- Так мы не договоримся, Давид Евгеньевич… Вам дорога ваша работа, мне - моя. А таланту защита нужна, поводырь! - Додик увидел, как вдруг вспыхнули его глаза, в них мелькнул азарт охотника. - Это ерунда всё, что талант сам пробьётся! Поверьте… А вот когда перед ним открывают двери! - он смачно растянул это слово и вдруг резко оборвал себя. - А так мы в одни ворота играем.
- Я вообще не играю! - тихо произнёс Додик. - У меня на это ни охоты, ни времени.
- Зря. В нашей команде игроки сильные. Лучше с ними, чем против… и дел-то всего… у вас товарищ есть, Дрейден… - произнёс он без паузы и в том же тоне. Додик уставился в сузившиеся зрачки собеседника. - Вы с ним давно виделись?
- Недавно.
- О чём беседовали? Что обсуждали? Нам всё интересно. - Додик молчал и тупо смотрел в стол. - Сейчас не тридцать седьмой год.
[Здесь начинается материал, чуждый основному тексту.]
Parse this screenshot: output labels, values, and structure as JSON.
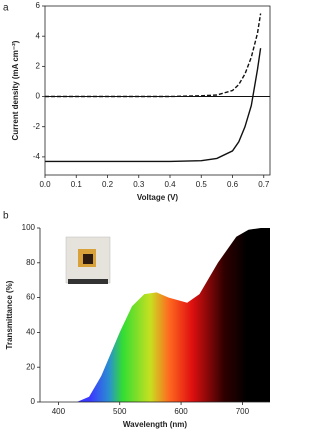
{
  "chart_data": [
    {
      "type": "line",
      "panel_label": "a",
      "x_label": "Voltage (V)",
      "y_label": "Current density (mA cm⁻²)",
      "x": [
        0,
        0.1,
        0.2,
        0.3,
        0.4,
        0.5,
        0.55,
        0.6,
        0.62,
        0.64,
        0.66,
        0.68,
        0.69
      ],
      "series": [
        {
          "color": "#111111",
          "dash": false,
          "values": [
            -4.3,
            -4.3,
            -4.3,
            -4.3,
            -4.3,
            -4.25,
            -4.1,
            -3.6,
            -3.0,
            -2.0,
            -0.6,
            1.8,
            3.2
          ]
        },
        {
          "color": "#111111",
          "dash": true,
          "values": [
            0,
            0,
            0,
            0,
            0,
            0.05,
            0.1,
            0.4,
            0.8,
            1.5,
            2.6,
            4.2,
            5.5
          ]
        }
      ],
      "hline": 0,
      "frame": true,
      "xlim": [
        0,
        0.72
      ],
      "xticks": [
        {
          "value": 0,
          "label": "0.0"
        },
        0.1,
        0.2,
        0.3,
        0.4,
        0.5,
        0.6,
        0.7
      ],
      "ylim": [
        -5.2,
        6
      ],
      "yticks": [
        -4,
        -2,
        0,
        2,
        4,
        6
      ]
    },
    {
      "type": "area",
      "panel_label": "b",
      "x_label": "Wavelength (nm)",
      "y_label": "Transmittance (%)",
      "x": [
        370,
        430,
        450,
        470,
        500,
        520,
        540,
        560,
        580,
        610,
        630,
        660,
        690,
        710,
        730,
        745
      ],
      "series": [
        {
          "color": "spectrum",
          "values": [
            0,
            0,
            3,
            15,
            40,
            55,
            62,
            63,
            60,
            57,
            62,
            80,
            95,
            99,
            100,
            100
          ]
        }
      ],
      "frame": false,
      "xlim": [
        370,
        745
      ],
      "xticks": [
        400,
        500,
        600,
        700
      ],
      "ylim": [
        0,
        100
      ],
      "yticks": [
        0,
        20,
        40,
        60,
        80,
        100
      ]
    }
  ]
}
Времена другие. Я ж не прошу вас наговаривать на него, но знать, кто чем дышит… может, предостеречь его от неверного шага… сами понимаете.
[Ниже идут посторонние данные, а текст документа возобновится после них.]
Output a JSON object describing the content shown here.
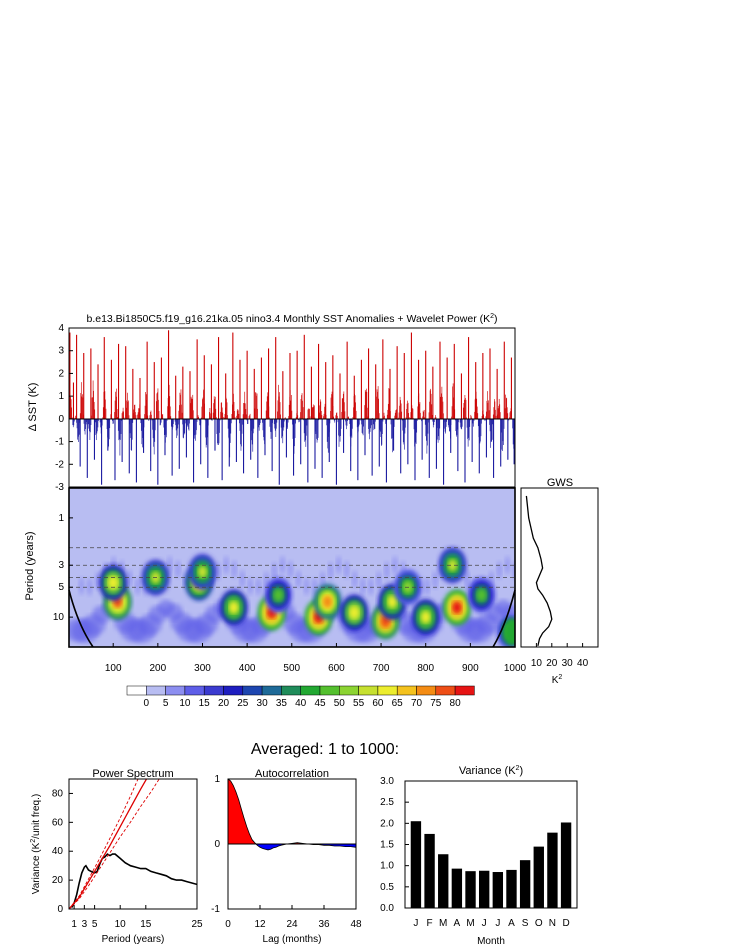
{
  "figure": {
    "title_main": "b.e13.Bi1850C5.f19_g16.21ka.05 nino3.4 Monthly SST Anomalies + Wavelet Power (K",
    "title_sup": "2",
    "title_close": ")",
    "section_title": "Averaged: 1 to 1000:"
  },
  "colors": {
    "positive": "#cc0000",
    "negative": "#1a1aa0",
    "line": "#000000",
    "fit": "#dd0000",
    "background_power": "#b8bdf2"
  },
  "chart_data": [
    {
      "id": "sst_anomaly",
      "type": "bar",
      "xlabel": "",
      "ylabel": "Δ SST (K)",
      "xlim": [
        1,
        1000
      ],
      "ylim": [
        -3,
        4
      ],
      "yticks": [
        "4",
        "3",
        "2",
        "1",
        "0",
        "-1",
        "-2",
        "-3"
      ],
      "ytick_values": [
        4,
        3,
        2,
        1,
        0,
        -1,
        -2,
        -3
      ],
      "spikes": [
        [
          3,
          3.8
        ],
        [
          11,
          1.6
        ],
        [
          18,
          3.7
        ],
        [
          26,
          -2.1
        ],
        [
          34,
          2.9
        ],
        [
          42,
          -2.6
        ],
        [
          50,
          3.1
        ],
        [
          58,
          -1.8
        ],
        [
          66,
          2.4
        ],
        [
          74,
          -2.9
        ],
        [
          80,
          3.6
        ],
        [
          88,
          -1.4
        ],
        [
          96,
          2.6
        ],
        [
          104,
          -2.7
        ],
        [
          112,
          3.3
        ],
        [
          120,
          -1.9
        ],
        [
          128,
          3.2
        ],
        [
          136,
          -2.4
        ],
        [
          144,
          2.2
        ],
        [
          152,
          -2.8
        ],
        [
          160,
          1.8
        ],
        [
          168,
          -1.5
        ],
        [
          176,
          3.4
        ],
        [
          184,
          -2.3
        ],
        [
          192,
          2.5
        ],
        [
          200,
          -2.9
        ],
        [
          208,
          2.7
        ],
        [
          216,
          -1.6
        ],
        [
          224,
          3.9
        ],
        [
          232,
          -2.5
        ],
        [
          240,
          1.9
        ],
        [
          248,
          -2.2
        ],
        [
          256,
          2.3
        ],
        [
          264,
          -1.7
        ],
        [
          272,
          2.1
        ],
        [
          280,
          -2.8
        ],
        [
          288,
          3.5
        ],
        [
          296,
          -2.0
        ],
        [
          304,
          2.8
        ],
        [
          312,
          -2.6
        ],
        [
          320,
          2.4
        ],
        [
          328,
          -1.4
        ],
        [
          336,
          3.6
        ],
        [
          344,
          -2.7
        ],
        [
          352,
          2.0
        ],
        [
          360,
          -2.1
        ],
        [
          368,
          3.8
        ],
        [
          376,
          -1.9
        ],
        [
          384,
          2.6
        ],
        [
          392,
          -2.4
        ],
        [
          400,
          3.0
        ],
        [
          408,
          -1.8
        ],
        [
          416,
          2.2
        ],
        [
          424,
          -2.6
        ],
        [
          432,
          2.7
        ],
        [
          440,
          -1.6
        ],
        [
          448,
          3.1
        ],
        [
          456,
          -2.3
        ],
        [
          464,
          3.6
        ],
        [
          472,
          -2.9
        ],
        [
          480,
          2.1
        ],
        [
          488,
          -1.7
        ],
        [
          496,
          2.9
        ],
        [
          504,
          -2.5
        ],
        [
          512,
          3.0
        ],
        [
          520,
          -2.0
        ],
        [
          528,
          3.7
        ],
        [
          536,
          -2.8
        ],
        [
          544,
          2.3
        ],
        [
          552,
          -2.2
        ],
        [
          560,
          3.3
        ],
        [
          568,
          -2.6
        ],
        [
          576,
          2.5
        ],
        [
          584,
          -1.9
        ],
        [
          592,
          2.8
        ],
        [
          600,
          -2.9
        ],
        [
          608,
          2.0
        ],
        [
          616,
          -1.5
        ],
        [
          624,
          3.4
        ],
        [
          632,
          -2.3
        ],
        [
          640,
          1.9
        ],
        [
          648,
          -2.7
        ],
        [
          656,
          2.6
        ],
        [
          664,
          -1.6
        ],
        [
          672,
          3.1
        ],
        [
          680,
          -2.5
        ],
        [
          688,
          2.4
        ],
        [
          696,
          -2.1
        ],
        [
          704,
          3.5
        ],
        [
          712,
          -2.8
        ],
        [
          720,
          2.2
        ],
        [
          728,
          -1.4
        ],
        [
          736,
          3.2
        ],
        [
          744,
          -2.4
        ],
        [
          752,
          2.9
        ],
        [
          760,
          -2.0
        ],
        [
          768,
          3.8
        ],
        [
          776,
          -2.7
        ],
        [
          784,
          2.6
        ],
        [
          792,
          -1.8
        ],
        [
          800,
          3.0
        ],
        [
          808,
          -2.6
        ],
        [
          816,
          2.3
        ],
        [
          824,
          -2.2
        ],
        [
          832,
          3.4
        ],
        [
          840,
          -2.9
        ],
        [
          848,
          2.7
        ],
        [
          856,
          -1.5
        ],
        [
          864,
          3.3
        ],
        [
          872,
          -2.3
        ],
        [
          880,
          2.0
        ],
        [
          888,
          -2.8
        ],
        [
          896,
          3.6
        ],
        [
          904,
          -1.9
        ],
        [
          912,
          2.5
        ],
        [
          920,
          -2.4
        ],
        [
          928,
          2.9
        ],
        [
          936,
          -1.7
        ],
        [
          944,
          3.1
        ],
        [
          952,
          -2.6
        ],
        [
          960,
          2.2
        ],
        [
          968,
          -2.1
        ],
        [
          976,
          3.4
        ],
        [
          984,
          -1.8
        ],
        [
          992,
          2.7
        ],
        [
          998,
          -2.0
        ]
      ]
    },
    {
      "id": "wavelet_power",
      "type": "heatmap",
      "xlabel": "",
      "ylabel": "Period (years)",
      "xlim": [
        1,
        1000
      ],
      "ylim": [
        0.5,
        20
      ],
      "log_y": true,
      "xticks": [
        100,
        200,
        300,
        400,
        500,
        600,
        700,
        800,
        900,
        1000
      ],
      "yticks": [
        1,
        3,
        5,
        10
      ],
      "dashed_periods": [
        2,
        3,
        4,
        5
      ],
      "colorbar_levels": [
        "0",
        "5",
        "10",
        "15",
        "20",
        "25",
        "30",
        "35",
        "40",
        "45",
        "50",
        "55",
        "60",
        "65",
        "70",
        "75",
        "80"
      ],
      "colorbar_colors": [
        "#ffffff",
        "#b8bdf2",
        "#8c8ef0",
        "#5e5ee8",
        "#3b3bd0",
        "#1e1ec0",
        "#1d46b0",
        "#1e6a98",
        "#1f8c5a",
        "#22a832",
        "#54c02e",
        "#8cd432",
        "#c6e030",
        "#eced2e",
        "#f4c21e",
        "#f48c14",
        "#ee4e16",
        "#e61414"
      ],
      "hotspots": [
        {
          "x": 110,
          "period": 7,
          "power": 75
        },
        {
          "x": 100,
          "period": 4.5,
          "power": 62
        },
        {
          "x": 195,
          "period": 4,
          "power": 55
        },
        {
          "x": 292,
          "period": 4.5,
          "power": 68
        },
        {
          "x": 300,
          "period": 3.5,
          "power": 55
        },
        {
          "x": 370,
          "period": 8,
          "power": 60
        },
        {
          "x": 455,
          "period": 9,
          "power": 80
        },
        {
          "x": 470,
          "period": 6,
          "power": 48
        },
        {
          "x": 560,
          "period": 10,
          "power": 80
        },
        {
          "x": 580,
          "period": 7,
          "power": 72
        },
        {
          "x": 640,
          "period": 9,
          "power": 62
        },
        {
          "x": 710,
          "period": 11,
          "power": 78
        },
        {
          "x": 725,
          "period": 7,
          "power": 60
        },
        {
          "x": 760,
          "period": 5,
          "power": 52
        },
        {
          "x": 800,
          "period": 10,
          "power": 60
        },
        {
          "x": 870,
          "period": 8,
          "power": 80
        },
        {
          "x": 860,
          "period": 3,
          "power": 55
        },
        {
          "x": 925,
          "period": 6,
          "power": 48
        },
        {
          "x": 990,
          "period": 14,
          "power": 50
        }
      ]
    },
    {
      "id": "global_wavelet",
      "type": "line",
      "title": "GWS",
      "xlabel": "K",
      "xlabel_sup": "2",
      "xticks": [
        10,
        20,
        30,
        40
      ],
      "xlim": [
        0,
        50
      ],
      "points": [
        [
          3.5,
          0.6
        ],
        [
          5,
          1.0
        ],
        [
          8,
          1.6
        ],
        [
          11,
          2.0
        ],
        [
          13,
          2.6
        ],
        [
          14,
          3.2
        ],
        [
          12,
          3.8
        ],
        [
          10,
          4.5
        ],
        [
          11,
          5.2
        ],
        [
          14,
          6.0
        ],
        [
          17,
          7.2
        ],
        [
          19,
          8.8
        ],
        [
          20,
          10.5
        ],
        [
          18,
          12.5
        ],
        [
          14,
          14.5
        ],
        [
          12,
          16.5
        ],
        [
          11,
          19.5
        ]
      ]
    },
    {
      "id": "power_spectrum",
      "type": "line",
      "title": "Power Spectrum",
      "xlabel": "Period (years)",
      "ylabel_pre": "Variance (K",
      "ylabel_sup": "2",
      "ylabel_post": "/unit freq.)",
      "xticks": [
        "1",
        "3",
        "5",
        "10",
        "15",
        "25"
      ],
      "xtick_values": [
        1,
        3,
        5,
        10,
        15,
        25
      ],
      "yticks": [
        "0",
        "20",
        "40",
        "60",
        "80"
      ],
      "ytick_values": [
        0,
        20,
        40,
        60,
        80
      ],
      "xlim": [
        0,
        25
      ],
      "ylim": [
        0,
        90
      ],
      "series": [
        {
          "points": [
            [
              0.5,
              1
            ],
            [
              1,
              4
            ],
            [
              1.5,
              10
            ],
            [
              2,
              18
            ],
            [
              2.5,
              25
            ],
            [
              3,
              29
            ],
            [
              3.3,
              30
            ],
            [
              3.8,
              27
            ],
            [
              4.3,
              26
            ],
            [
              5,
              25
            ],
            [
              5.5,
              26
            ],
            [
              6,
              31
            ],
            [
              6.5,
              35
            ],
            [
              7,
              36
            ],
            [
              7.5,
              38
            ],
            [
              8,
              37
            ],
            [
              8.5,
              38
            ],
            [
              9,
              38
            ],
            [
              10,
              35
            ],
            [
              11,
              32
            ],
            [
              12,
              30
            ],
            [
              13,
              29
            ],
            [
              14,
              28
            ],
            [
              15,
              28
            ],
            [
              16,
              26
            ],
            [
              17,
              25
            ],
            [
              18,
              24
            ],
            [
              19,
              23
            ],
            [
              20,
              21
            ],
            [
              21,
              20
            ],
            [
              22,
              20
            ],
            [
              23,
              19
            ],
            [
              24,
              18
            ],
            [
              25,
              17
            ]
          ]
        },
        {
          "points": [
            [
              0,
              0
            ],
            [
              2,
              8
            ],
            [
              4,
              20
            ],
            [
              6,
              32
            ],
            [
              8,
              44
            ],
            [
              10,
              57
            ],
            [
              12,
              70
            ],
            [
              14,
              83
            ],
            [
              15.3,
              91
            ]
          ]
        },
        {
          "points": [
            [
              0,
              0
            ],
            [
              2,
              9
            ],
            [
              4,
              22
            ],
            [
              6,
              35
            ],
            [
              8,
              49
            ],
            [
              10,
              63
            ],
            [
              12,
              78
            ],
            [
              13.6,
              91
            ]
          ]
        },
        {
          "points": [
            [
              0,
              0
            ],
            [
              2,
              7
            ],
            [
              4,
              17
            ],
            [
              6,
              28
            ],
            [
              8,
              39
            ],
            [
              10,
              50
            ],
            [
              12,
              60
            ],
            [
              14,
              71
            ],
            [
              16,
              81
            ],
            [
              17.8,
              91
            ]
          ]
        }
      ]
    },
    {
      "id": "autocorrelation",
      "type": "area",
      "title": "Autocorrelation",
      "xlabel": "Lag (months)",
      "xticks": [
        "0",
        "12",
        "24",
        "36",
        "48"
      ],
      "xtick_values": [
        0,
        12,
        24,
        36,
        48
      ],
      "yticks": [
        "1",
        "0",
        "-1"
      ],
      "ytick_values": [
        1,
        0,
        -1
      ],
      "xlim": [
        0,
        48
      ],
      "ylim": [
        -1,
        1
      ],
      "points": [
        [
          0,
          1
        ],
        [
          1,
          0.97
        ],
        [
          2,
          0.9
        ],
        [
          3,
          0.8
        ],
        [
          4,
          0.68
        ],
        [
          5,
          0.54
        ],
        [
          6,
          0.4
        ],
        [
          7,
          0.27
        ],
        [
          8,
          0.16
        ],
        [
          9,
          0.07
        ],
        [
          10,
          0.02
        ],
        [
          11,
          -0.02
        ],
        [
          12,
          -0.05
        ],
        [
          13,
          -0.07
        ],
        [
          14,
          -0.08
        ],
        [
          15,
          -0.09
        ],
        [
          16,
          -0.08
        ],
        [
          17,
          -0.06
        ],
        [
          18,
          -0.05
        ],
        [
          19,
          -0.03
        ],
        [
          20,
          -0.02
        ],
        [
          21,
          -0.01
        ],
        [
          22,
          0.0
        ],
        [
          24,
          0.01
        ],
        [
          26,
          0.02
        ],
        [
          28,
          0.01
        ],
        [
          30,
          0.0
        ],
        [
          32,
          -0.01
        ],
        [
          34,
          -0.01
        ],
        [
          36,
          -0.02
        ],
        [
          38,
          -0.02
        ],
        [
          40,
          -0.03
        ],
        [
          42,
          -0.03
        ],
        [
          44,
          -0.04
        ],
        [
          46,
          -0.04
        ],
        [
          48,
          -0.05
        ]
      ]
    },
    {
      "id": "variance_by_month",
      "type": "bar",
      "title_pre": "Variance (K",
      "title_sup": "2",
      "title_post": ")",
      "xlabel": "Month",
      "categories": [
        "J",
        "F",
        "M",
        "A",
        "M",
        "J",
        "J",
        "A",
        "S",
        "O",
        "N",
        "D"
      ],
      "values": [
        2.05,
        1.75,
        1.27,
        0.93,
        0.87,
        0.88,
        0.85,
        0.9,
        1.13,
        1.45,
        1.78,
        2.02
      ],
      "yticks": [
        "0.0",
        "0.5",
        "1.0",
        "1.5",
        "2.0",
        "2.5",
        "3.0"
      ],
      "ytick_values": [
        0,
        0.5,
        1,
        1.5,
        2,
        2.5,
        3
      ],
      "ylim": [
        0,
        3
      ]
    }
  ]
}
- Нет. - Додик поднял глаза.
- А вы не спешите отказываться! - уверенно возразил Василий Иванович. - Вот повесть закончили. Печатать надо… в Союз вступать… вы не спешите… подумайте.
- Откуда вам известно про повесть, про Союз?
- Ну, Давид Евгеньевич, вы же умный человек… такие вопросы… я же говорю - не спешите. Подумайте. Я вас тут же буду ждать ровно через неделю. Только о нашем разговоре - никому! Понятно? - У него заходили желваки, но он вовремя спохватился и растянул лицо в улыбке. - До встречи.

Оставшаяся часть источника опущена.